Я был ошарашен таким приказом. Беломорск был захолустным городом, в лучшие времена здесь едва ли было 10 тысяч жителей. Сейчас почти все они эвакуировались, и избы либо пустовали, либо были заняты военными учреждениями. Среди военных если и имелись люди со знанием иностранных языков, то все они были на учете. Приказ тем не менее надо было выполнять. Я ушел в город и зашел там в Отдел кадров — этот отдел ведал командирским составом. Попросил там данные о знающих иностранные языки — знающих чешский не оказалось. Затем пошел в отдел комплектования, где были сведения о рядовых, — там вообще ничего не удалось найти. Оставалось спрашивать на улице. Останавливать людей странным вопросом было небезопасно, по тем временам легче легкого могли принять за шпиона. Но поскольку военных я проверил, надо было все-таки браться за штатских. К Новому году в городе оставались только две категории гражданских: если они шли строем и под конвоем, то это были заключенные (концентрационные лагеря не были вывезены); если шли в одиночку и без конвоя, то это были министры: в Беломорск из Петрозаводска приехало правительство Карело-Финской союзной республики. Когда нашей типографии понадобился новый приводной ремень для плоскопечатной машины, мы столкнулись с министерствами. Для получения ремня надо было обратиться в Министерство какой-то промышленности Карело-Финской ССР. Я нашел избу на «Солунинской улича», где на двери была приколота вырванная из клетчатой тетради бумажка с надписью чернильным карандашом, что это и есть искомое министерство. Оттуда получил лично от министра
[264]другую желтоватую бумажку, исписанную таким же чернильным карандашом, по которой должны были отпустить приводной ремень.Не исключено было все-таки, что, кроме зэков и министров, на улицах Беломорска можно случайно натолкнуться на еще каких-нибудь штатских. Вот я и стал их останавливать в вечерней мгле на участке от станции Сорока до каменного дома нашего штаба фронта. Всем задавал один и тот же вопрос:
— Не знаете ли Вы кого-нибудь, кто бы знал чешский язык? Занятие мое казалось совершенно бесполезным, но, к моему удивлению, от третьего или четвертого человека я услышал, что кладовщик станции Сорока знает все языки и среди них, может быть, и чешский. Мне назвали фамилию кладовщика, и я пошел его искать.

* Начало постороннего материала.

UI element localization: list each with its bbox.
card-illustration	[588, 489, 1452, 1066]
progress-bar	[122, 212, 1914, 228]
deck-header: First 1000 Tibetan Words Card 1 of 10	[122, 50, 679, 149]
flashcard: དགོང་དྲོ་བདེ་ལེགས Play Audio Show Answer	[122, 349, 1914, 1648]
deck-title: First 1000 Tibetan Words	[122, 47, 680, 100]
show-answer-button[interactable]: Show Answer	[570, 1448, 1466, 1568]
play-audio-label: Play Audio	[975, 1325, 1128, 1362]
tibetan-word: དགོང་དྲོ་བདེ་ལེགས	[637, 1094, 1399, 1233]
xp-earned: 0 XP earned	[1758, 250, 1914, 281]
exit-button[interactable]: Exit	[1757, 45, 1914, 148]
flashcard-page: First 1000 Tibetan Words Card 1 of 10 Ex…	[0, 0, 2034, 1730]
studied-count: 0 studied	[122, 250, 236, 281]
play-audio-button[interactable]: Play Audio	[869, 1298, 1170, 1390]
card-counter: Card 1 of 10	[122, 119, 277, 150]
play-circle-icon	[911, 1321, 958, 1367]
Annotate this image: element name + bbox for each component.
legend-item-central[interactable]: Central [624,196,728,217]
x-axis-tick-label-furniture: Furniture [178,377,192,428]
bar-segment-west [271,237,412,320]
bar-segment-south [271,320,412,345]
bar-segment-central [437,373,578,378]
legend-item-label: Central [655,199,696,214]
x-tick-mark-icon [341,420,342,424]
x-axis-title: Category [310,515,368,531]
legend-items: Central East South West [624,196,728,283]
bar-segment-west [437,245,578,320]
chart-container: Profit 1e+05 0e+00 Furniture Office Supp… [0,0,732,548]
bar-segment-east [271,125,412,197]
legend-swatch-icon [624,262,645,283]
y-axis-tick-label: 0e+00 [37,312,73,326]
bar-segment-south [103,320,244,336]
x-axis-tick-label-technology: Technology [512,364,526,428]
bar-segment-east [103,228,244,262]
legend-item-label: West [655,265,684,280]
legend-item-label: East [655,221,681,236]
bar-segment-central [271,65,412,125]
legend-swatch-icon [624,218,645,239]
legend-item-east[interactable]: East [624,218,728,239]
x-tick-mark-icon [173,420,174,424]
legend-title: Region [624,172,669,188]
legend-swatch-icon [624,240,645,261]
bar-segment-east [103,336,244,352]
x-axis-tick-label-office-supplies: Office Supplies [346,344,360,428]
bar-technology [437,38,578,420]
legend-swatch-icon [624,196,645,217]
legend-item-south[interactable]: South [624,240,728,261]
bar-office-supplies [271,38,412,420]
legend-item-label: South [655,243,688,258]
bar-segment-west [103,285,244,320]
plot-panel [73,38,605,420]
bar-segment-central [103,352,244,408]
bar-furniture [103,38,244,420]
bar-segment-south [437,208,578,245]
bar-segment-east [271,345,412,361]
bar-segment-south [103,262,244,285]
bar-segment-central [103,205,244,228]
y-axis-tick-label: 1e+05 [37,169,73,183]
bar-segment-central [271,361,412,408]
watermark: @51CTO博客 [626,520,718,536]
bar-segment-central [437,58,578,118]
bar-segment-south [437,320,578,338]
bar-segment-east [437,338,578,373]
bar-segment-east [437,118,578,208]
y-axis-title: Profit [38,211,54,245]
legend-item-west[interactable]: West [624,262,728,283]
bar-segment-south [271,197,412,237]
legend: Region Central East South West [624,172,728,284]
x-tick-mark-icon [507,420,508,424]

И нашел. Это был пожилой человек. Я спросил его:
— Правда ли, что Вы знаете чешский язык? Нам нужен человек со знанием чешского языка. Он сказал:
— Да, я знаю чешский язык.
Я стал расспрашивать его, как это получилось. Выяснилось, что он был из Западной Украины, жил где-то подо Львовом. Говорил он вроде бы по-русски. С 1939 г. стал советским гражданином. В те годы за опоздание на службу или работу свыше 20 минут или за три любых опоздания в течение одного месяца гражданин СССР попадал в тюрьму на 3–5 месяцев, а иногда, ввиду переполнения тюрем, его сразу пересылали в концлагерь. Тот лагерь, который находился в Беломорске, в немалой мере был заполнен такими опоздавшими. Кроме кладовщика с чешским языком, оттуда же были почерпнуты два переводчика для Баренцева в развсдотдел взамен Янковского и меня; они были тоже из опоздавших. Из вынули из лагеря и дали им лейтенантские кубики. Впрочем, немецкий они знали только из советской средней школы, т. е. очень плохо, и долго в штабе фронта не удержались. Вместо них потом работала не очень грамотная, некрасивая, но приветливая худышка девушка по фамилии П.
Мой же знаток чешского языка рассказал мне такую историю: человек сильно пожилой, он родился и провел свою молодость в Галиции, когда она была еще частью Австро-Венгрии; будучи человеком непоседливым, он объездил в юные годы всю страну и мог объясняться на всех языках Австро-Венгрии: по-немецки, по-венгерски, по-чешски, по-хорватски — на всех плохо; но по-чешски он все-таки кое-что кумекал.
Я радостно возвратился и доложил, что человек найден.
Потом оказалось, что никаких чешских частей против нас не было,
[265]так что все кончилось ничем, и кладовщик напрасно ждал, что его возьмут в штаб.Вот два маленьких эпизода, характеризующих нашего начальника. Далее последуют еще.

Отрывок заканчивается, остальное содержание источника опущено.